As opposed to looking for one magic bullet – tumor versus non-tumor – ideally T-cells would detect a molecular signature encompassing a number of targets. Detecting two or three antigens brings a huge increase in discrimination specificity and could allow the company to move beyond B-cell malignancies into solid tumors. In a way, the technology is like a "Chinese menu" – there are lots of targets and combinations of targets, Atwood said.

Cell Design Labs sees Cellectis and Bellicum as competitors, but also as potential collaborators.

"The platform lends itself to a really interesting business development strategy," Atwood added.

Lim also noted that the platform isn’t limited to autologous CAR-T therapies like Kite’s. It could be applied to allogeneic, or off-the shelf, products. The technology is "kind of agnostic," he said.

Cell Design Labs sees the Kite deal and Lim's recent publication about the synNotch technology as important milestones as it builds out the company with about 20 employees. Lim's paper "completely lays out what the company is about from a technology point of view," Atwood said.

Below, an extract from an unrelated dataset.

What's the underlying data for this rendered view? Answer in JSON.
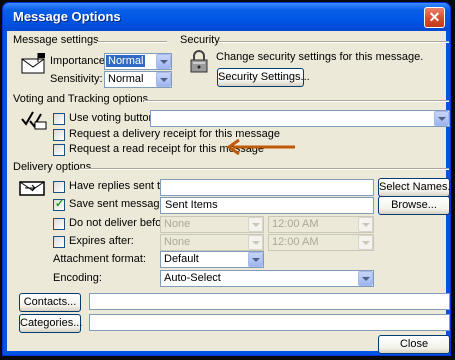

The next milestones, include getting Cell Design’s own proprietary candidate into the clinic. Preclinical work is already under way.

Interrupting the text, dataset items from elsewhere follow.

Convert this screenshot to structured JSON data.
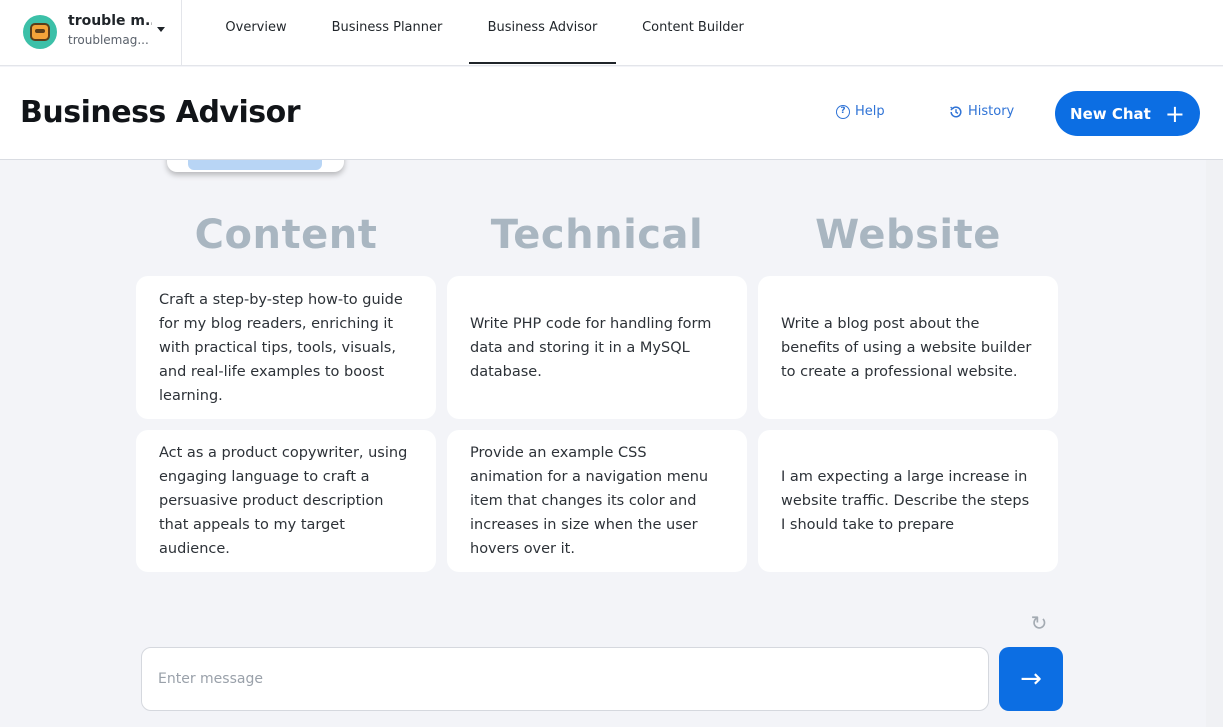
{
  "account": {
    "name": "trouble m...",
    "subtitle": "troublemag..."
  },
  "nav": {
    "tabs": [
      {
        "label": "Overview"
      },
      {
        "label": "Business Planner"
      },
      {
        "label": "Business Advisor"
      },
      {
        "label": "Content Builder"
      }
    ],
    "active_tab": "Business Advisor"
  },
  "header": {
    "title": "Business Advisor",
    "help_label": "Help",
    "history_label": "History",
    "new_chat_label": "New Chat"
  },
  "categories": [
    {
      "heading": "Content",
      "prompts": [
        "Craft a step-by-step how-to guide for my blog readers, enriching it with practical tips, tools, visuals, and real-life examples to boost learning.",
        "Act as a product copywriter, using engaging language to craft a persuasive product description that appeals to my target audience."
      ]
    },
    {
      "heading": "Technical",
      "prompts": [
        "Write PHP code for handling form data and storing it in a MySQL database.",
        "Provide an example CSS animation for a navigation menu item that changes its color and increases in size when the user hovers over it."
      ]
    },
    {
      "heading": "Website",
      "prompts": [
        "Write a blog post about the benefits of using a website builder to create a professional website.",
        "I am expecting a large increase in website traffic. Describe the steps I should take to prepare"
      ]
    }
  ],
  "composer": {
    "placeholder": "Enter message"
  },
  "colors": {
    "accent": "#0c6ee3",
    "link": "#2f73d6",
    "category_heading": "#a9b6c1",
    "background": "#f3f4f8"
  },
  "icons": {
    "help": "question-circle-icon",
    "history": "history-clock-icon",
    "new_chat": "plus-icon",
    "refresh": "refresh-icon",
    "send": "arrow-right-icon",
    "account_menu": "caret-down-icon"
  }
}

"If you look at the history of CAR-T cells the first success became evident with a few patients. If we are really fortunate we would begin to see efficacy in 2018, but I'm not going to predict that," Atwood said.

The execs declined to comment on what disease their first candidate will target. Areas of high unmet need could be targeted, but so could diseases where PD-1 inhibitors are available and working, but the response rate has much room for improvement.

And while Cell Design Labs is building collaborations to finance its own programs and maintain its position as a standalone operation, Atwood said the company expects to go public eventually, depending on how the stock market is doing.

Experience at other CAR-T companies shows that manufacturing is feasible for a small firm in the earliest stages of clinical development, but as the company moves to later stages and larger trials, it will need to consider bringing on a partner for its in-house programs. For the time being, Cell Design Labs is looking to secure another collaboration similar to the Kite deal.

In addition to Juno, Kite and Novartis, Cell Design Labs sees Cellectis SA and Bellicum Pharmaceuticals Inc. as competitors – tough competitors in some circumstances, "but also potential collaborators," Atwood said.